The recent backlash around a Victoria's Secret Fashion Show "best bodies" story reminded us why our own "best practices" when it comes to talking about women's bodies have changed over the past few years.

By By Alyssa Sparacino (with reporting by Faith Brar)
Updated: January 26, 2018
Photo: Victor Virgile/Getty Images

You've probably heard that admitting where you went wrong is the first step toward making it right. Well, it's safe to say that much of the internet-Shape.com included-has been getting it wrong with stories that compare, rank, or even list a group of women by their bodies or specific body parts. More specifically, we're talking about "best of" lists, such as our own The Best Bodies of 2012's Dancing with the Stars and Top 10 Best-Dressed Fit Females at the 2012 Grammys, both of which, despite no ill intent from the colleagues who published them at the time and despite the fact that they got a lot of clicks, are stories we'd never do the same way today in 2017.

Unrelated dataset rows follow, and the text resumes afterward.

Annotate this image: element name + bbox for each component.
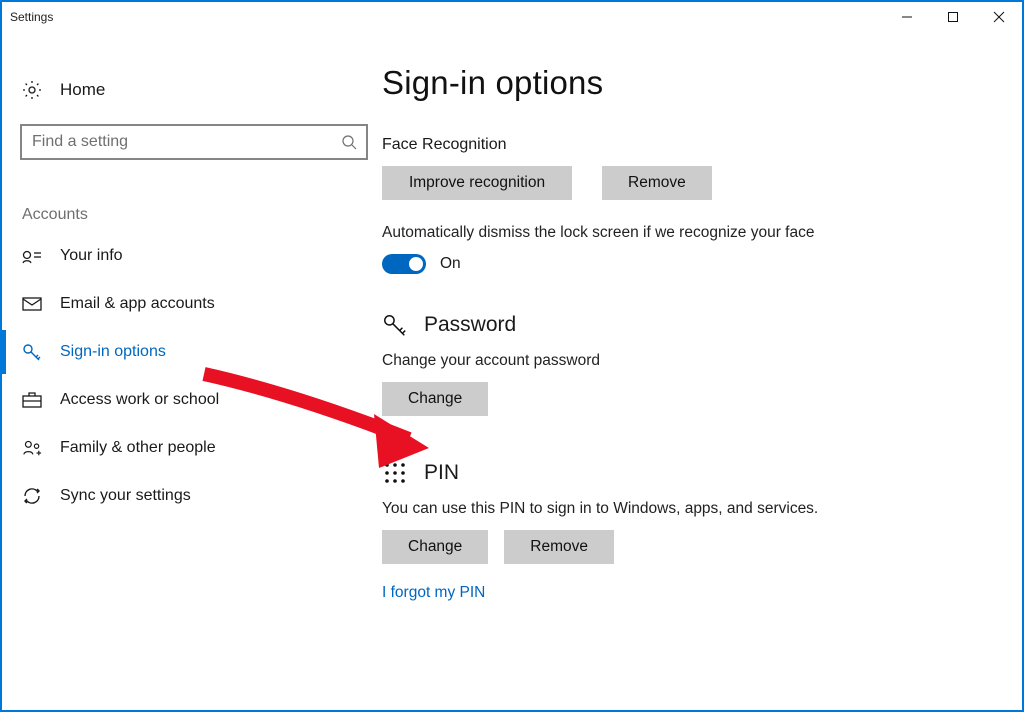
pin-pad-icon [382,460,408,486]
sidebar-item-signin-options[interactable]: Sign-in options [2,328,382,376]
nav-label: Your info [60,247,123,265]
pin-remove-button[interactable]: Remove [504,530,614,564]
pin-desc: You can use this PIN to sign in to Windo… [382,500,994,518]
improve-recognition-button[interactable]: Improve recognition [382,166,572,200]
auto-dismiss-toggle[interactable] [382,254,426,274]
face-recognition-section: Face Recognition Improve recognition Rem… [382,136,994,274]
face-recognition-title: Face Recognition [382,136,994,154]
toggle-state-label: On [440,255,461,273]
nav-label: Sign-in options [60,343,166,361]
home-label: Home [60,80,105,100]
mail-icon [22,294,42,314]
sidebar-category: Accounts [22,206,382,224]
pin-change-button[interactable]: Change [382,530,488,564]
sidebar-item-your-info[interactable]: Your info [2,232,382,280]
key-icon [22,342,42,362]
sidebar-item-family[interactable]: Family & other people [2,424,382,472]
sidebar: Home Accounts Your info [2,32,382,710]
search-input[interactable] [22,126,332,158]
sidebar-item-email-accounts[interactable]: Email & app accounts [2,280,382,328]
password-section: Password Change your account password Ch… [382,312,994,416]
close-button[interactable] [976,2,1022,32]
key-icon [382,312,408,338]
sidebar-item-sync[interactable]: Sync your settings [2,472,382,520]
maximize-button[interactable] [930,2,976,32]
content-area: Sign-in options Face Recognition Improve… [382,32,1022,710]
person-card-icon [22,246,42,266]
people-icon [22,438,42,458]
password-desc: Change your account password [382,352,994,370]
minimize-button[interactable] [884,2,930,32]
password-change-button[interactable]: Change [382,382,488,416]
titlebar: Settings [2,2,1022,32]
sidebar-item-access-work[interactable]: Access work or school [2,376,382,424]
pin-title: PIN [424,461,459,485]
nav-label: Access work or school [60,391,219,409]
forgot-pin-link[interactable]: I forgot my PIN [382,584,994,602]
pin-section: PIN You can use this PIN to sign in to W… [382,460,994,602]
nav-label: Email & app accounts [60,295,215,313]
gear-icon [22,80,42,100]
briefcase-icon [22,390,42,410]
settings-window: Settings Home [0,0,1024,712]
page-title: Sign-in options [382,64,994,102]
nav-label: Family & other people [60,439,216,457]
window-title: Settings [10,10,53,24]
face-remove-button[interactable]: Remove [602,166,712,200]
auto-dismiss-label: Automatically dismiss the lock screen if… [382,224,994,242]
search-box[interactable] [20,124,368,160]
password-title: Password [424,313,516,337]
caption-buttons [884,2,1022,32]
sync-icon [22,486,42,506]
search-icon [332,134,366,150]
nav-label: Sync your settings [60,487,191,505]
sidebar-home[interactable]: Home [2,72,382,110]
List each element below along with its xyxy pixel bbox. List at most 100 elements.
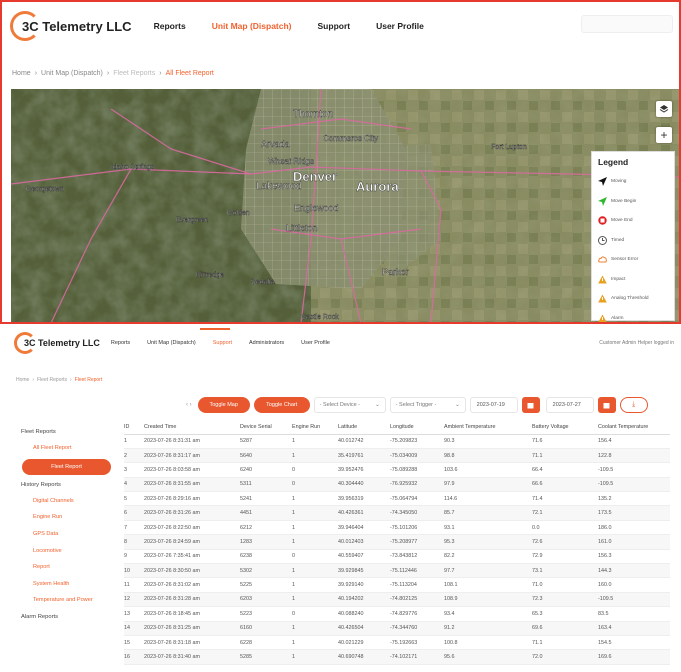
sidebar-item-engine-run[interactable]: Engine Run (14, 509, 114, 526)
column-header[interactable]: Engine Run (292, 420, 338, 435)
sidebar-item-gps-data[interactable]: GPS Data (14, 526, 114, 543)
table-row[interactable]: 12 2023-07-26 8:31:28 am 6203 1 40.194202 -74… (124, 592, 670, 608)
sidebar-item-digital-channels[interactable]: Digital Channels (14, 493, 114, 510)
sidebar-item-all-fleet-report[interactable]: All Fleet Report (14, 440, 114, 457)
table-cell: 69.6 (532, 621, 598, 636)
table-cell: 114.6 (444, 491, 532, 507)
legend-item-impact: Impact (598, 270, 668, 290)
table-cell: 5285 (240, 649, 292, 665)
column-header[interactable]: Battery Voltage (532, 420, 598, 435)
table-cell: -74.345050 (390, 505, 444, 521)
table-row[interactable]: 1 2023-07-26 8:31:31 am 5287 1 40.012742 -75.… (124, 434, 670, 449)
table-cell: 156.4 (598, 434, 670, 449)
nav-reports[interactable]: Reports (111, 340, 130, 346)
toggle-chart-button[interactable]: Toggle Chart (253, 397, 310, 413)
satellite-map[interactable]: Thornton Commerce City Arvada Wheat Ridg… (11, 89, 679, 322)
toggle-map-button[interactable]: Toggle Map (197, 397, 250, 413)
calendar-to-icon[interactable] (597, 397, 616, 413)
download-icon[interactable]: ⤓ (619, 397, 648, 413)
sidebar-item-system-health[interactable]: System Health (14, 576, 114, 593)
nav-reports[interactable]: Reports (154, 21, 186, 31)
nav-unit-map[interactable]: Unit Map (Dispatch) (212, 21, 292, 31)
table-cell: 103.6 (444, 462, 532, 478)
table-row[interactable]: 9 2023-07-26 7:35:41 am 6238 0 40.559407 -73.… (124, 549, 670, 565)
nav-support[interactable]: Support (318, 21, 351, 31)
sidebar-heading-alarm-reports[interactable]: Alarm Reports (14, 609, 114, 625)
map-label-idaho-springs: Idaho Springs (111, 164, 155, 171)
legend-item-move-begin: Move Begin (598, 192, 668, 212)
column-header[interactable]: Device Serial (240, 420, 292, 435)
table-row[interactable]: 16 2023-07-26 8:31:40 am 5285 1 40.690748 -74… (124, 649, 670, 665)
legend-item-timed: Timed (598, 231, 668, 251)
table-cell: -109.5 (598, 592, 670, 608)
table-row[interactable]: 10 2023-07-26 8:30:50 am 5302 1 39.929845 -75… (124, 563, 670, 579)
calendar-from-icon[interactable] (521, 397, 540, 413)
table-cell: -75.101206 (390, 520, 444, 536)
select-trigger-dropdown[interactable]: - Select Trigger - ⌄ (389, 397, 466, 413)
sidebar-item-report[interactable]: Report (14, 559, 114, 576)
table-row[interactable]: 5 2023-07-26 8:29:16 am 5241 1 39.956319 -75.… (124, 491, 670, 507)
sidebar-item-temperature-power[interactable]: Temperature and Power (14, 592, 114, 609)
map-legend: Legend Moving Move Begin Move End Timed … (591, 151, 675, 322)
table-row[interactable]: 13 2023-07-26 8:18:45 am 5223 0 40.088240 -74… (124, 606, 670, 622)
table-cell: 1 (124, 434, 144, 449)
table-row[interactable]: 7 2023-07-26 8:22:50 am 6212 1 39.946404 -75.… (124, 520, 670, 536)
breadcrumb-fleet-reports[interactable]: Fleet Reports (37, 377, 67, 383)
sidebar-heading-history-reports[interactable]: History Reports (14, 477, 114, 493)
table-row[interactable]: 14 2023-07-26 8:31:25 am 6160 1 40.426504 -74… (124, 621, 670, 636)
column-header[interactable]: Latitude (338, 420, 390, 435)
table-cell: -75.192663 (390, 635, 444, 651)
breadcrumb-unit-map[interactable]: Unit Map (Dispatch) (41, 70, 103, 77)
logo[interactable]: 3C Telemetry LLC (14, 332, 100, 354)
table-cell: 5223 (240, 606, 292, 622)
table-cell: 2023-07-26 8:31:55 am (144, 477, 240, 493)
table-cell: 2023-07-26 7:35:41 am (144, 549, 240, 565)
table-cell: 93.1 (444, 520, 532, 536)
search-input[interactable] (581, 15, 673, 33)
table-cell: 39.952476 (338, 462, 390, 478)
sidebar-item-locomotive[interactable]: Locomotive (14, 542, 114, 559)
column-header[interactable]: Coolant Temperature (598, 420, 670, 435)
layers-icon[interactable] (656, 101, 672, 117)
table-cell: 39.929845 (338, 563, 390, 579)
breadcrumb-fleet-reports[interactable]: Fleet Reports (113, 70, 155, 77)
table-row[interactable]: 3 2023-07-26 8:03:58 am 6240 0 39.952476 -75.… (124, 462, 670, 478)
select-device-dropdown[interactable]: - Select Device - ⌄ (313, 397, 386, 413)
table-cell: -75.034009 (390, 448, 444, 464)
table-cell: -73.843812 (390, 549, 444, 565)
logo[interactable]: 3C Telemetry LLC (10, 11, 132, 41)
table-cell: 173.5 (598, 505, 670, 521)
table-cell: -75.113204 (390, 577, 444, 593)
table-row[interactable]: 2 2023-07-26 8:31:17 am 5640 1 35.419761 -75.… (124, 448, 670, 464)
date-to-input[interactable]: 2023-07-27 (545, 397, 594, 413)
table-row[interactable]: 6 2023-07-26 8:31:26 am 4451 1 40.426361 -74.… (124, 505, 670, 521)
table-row[interactable]: 4 2023-07-26 8:31:55 am 5311 0 40.304440 -76.… (124, 477, 670, 493)
nav-user-profile[interactable]: User Profile (376, 21, 424, 31)
table-cell: 160.0 (598, 577, 670, 593)
date-from-input[interactable]: 2023-07-19 (469, 397, 518, 413)
sidebar-item-fleet-report[interactable]: Fleet Report (22, 458, 111, 475)
column-header[interactable]: Longitude (390, 420, 444, 435)
table-cell: 2023-07-26 8:31:18 am (144, 635, 240, 651)
zoom-in-button[interactable]: + (656, 127, 672, 143)
table-row[interactable]: 8 2023-07-26 8:24:59 am 1283 1 40.012403 -75.… (124, 534, 670, 550)
nav-user-profile[interactable]: User Profile (301, 340, 330, 346)
map-imagery: Thornton Commerce City Arvada Wheat Ridg… (11, 89, 679, 322)
table-cell: 72.3 (532, 592, 598, 608)
column-header[interactable]: Ambient Temperature (444, 420, 532, 435)
breadcrumb-home[interactable]: Home (16, 377, 29, 383)
column-header[interactable]: Created Time (144, 420, 240, 435)
nav-support[interactable]: Support (213, 340, 232, 346)
collapse-sidebar-icon[interactable]: ‹ › (186, 402, 192, 408)
table-row[interactable]: 11 2023-07-26 8:31:02 am 5225 1 39.929140 -75… (124, 577, 670, 593)
breadcrumb-home[interactable]: Home (12, 70, 31, 77)
stop-red-icon (598, 216, 607, 225)
nav-administrators[interactable]: Administrators (249, 340, 284, 346)
table-row[interactable]: 15 2023-07-26 8:31:18 am 6228 1 40.021229 -75… (124, 635, 670, 651)
sidebar-heading-fleet-reports[interactable]: Fleet Reports (14, 424, 114, 440)
nav-unit-map[interactable]: Unit Map (Dispatch) (147, 340, 196, 346)
table-cell: 16 (124, 649, 144, 665)
map-label-fort-lupton: Fort Lupton (491, 144, 527, 151)
breadcrumb: Home › Unit Map (Dispatch) › Fleet Reports… (12, 70, 214, 77)
column-header[interactable]: ID (124, 420, 144, 435)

Not only are we reframing these kinds of stories to give a standing ovation for strong (in every form of the word), badass women we admire and feel inspired by, but we make it an everyday mission to celebrate all women for their strength, tenacity, commitment, and courage-none of which has anything to do with their looks. That said, when we noticed the backlash from a recent story published by Vogue.com, titled "The Best Victoria's Secret Bodies of All Time, From Gisele Bündchen to Bella Hadid," we knew we couldn't just report on the reaction like a normal news story. Because part of our responsibility in moving the conversation forward is owning up to those old stories we aren't so proud of-and also doubling down on our pledge to be a (loud) voice in the body-positive movement.

If you missed the buzz, Vogue is under fire (aka a Twitter comment storm) for the story they published ahead of the Victoria's Secret Fashion Show on Tuesday night, which features images of models from the iconic show's 1995 inception through today. Along with discussing their looks and outfits, the story also noted that Victoria's Secret, which has been in hot water for lacking diversity, has preferred more muscular and athletic bodies recently. Even still, the lingerie brand has yet to include plus-size models in the show-something that seemed to spark some subtle shade from Ashley Graham, and something we were calling for back in 2015. After Vogue promoted the story on Twitter, users were quick to respond, saying that simply choosing to feature only these select models as the "best" classifies as body-shaming. (Read up on the science of fat-shaming, and you'll see just how dangerous it can really be.)

"How is this even a thing?" one user wrote. "All their bodies are amazing hence strutting down a glittering runway in their underwear!" Another simply asked, "But, again, why are we comparing women's bodies?" Others called for the mag to use their reach to "boost self-esteem, not destroy it." Ultimately, the sentiment from commenters was not only that judging women on their appearances (even supermodels in lingerie) was a sexist practice we'd all like to see ended, but also concern that the practice helps foster an unrealistic beauty or body ideal.

Here's the thing: Vogue isn't alone. But while it's true that Shape and countless other brands have posted similar round-ups in the past, we are actually encouraged by these kind of comments that have helped us move away from these outdated "best bodies" stories. We love that our collective conversations have evolved. It's part of why we started the Love My Shape movement nearly two years ago, and why inclusivity and body-positivity is simply our way of doing things around here. #LoveMyShape isn't a story (although we have lots of them). #LoveMyShape isn't a social media campaign (yep, have that, too). #LoveMyShape is just a way of thinking, of showing yourself some self-love-something we hope becomes second nature to more and more women. Because feeling healthy and happy is for every body.

Are we still going to give you the insider info on how celebrities like Khloé Kardashian and Julianne Hough get their incredible bodies? Yep, because who says only the stars should get access to the best trainers? Are we still going to help you achieve your wellness goals, whatever they are? Yep, because living a healthy life means living a long and happy life. Are we still going to help you lose weight or get stronger if that's what you want? Hell yes, because bodies are incredibly powerful things, and crushing your goals feels awesome. But we're also going to keep reminding you to love yourself exactly how you are, that everyone's Personal Best looks different, and that taking a rest day (or three) doesn't need to be earned-you're owed it.

At the end of the day, the strong response from this most recent story is yet another reminder for all of us that we should pay close attention to the way we talk about women's bodies.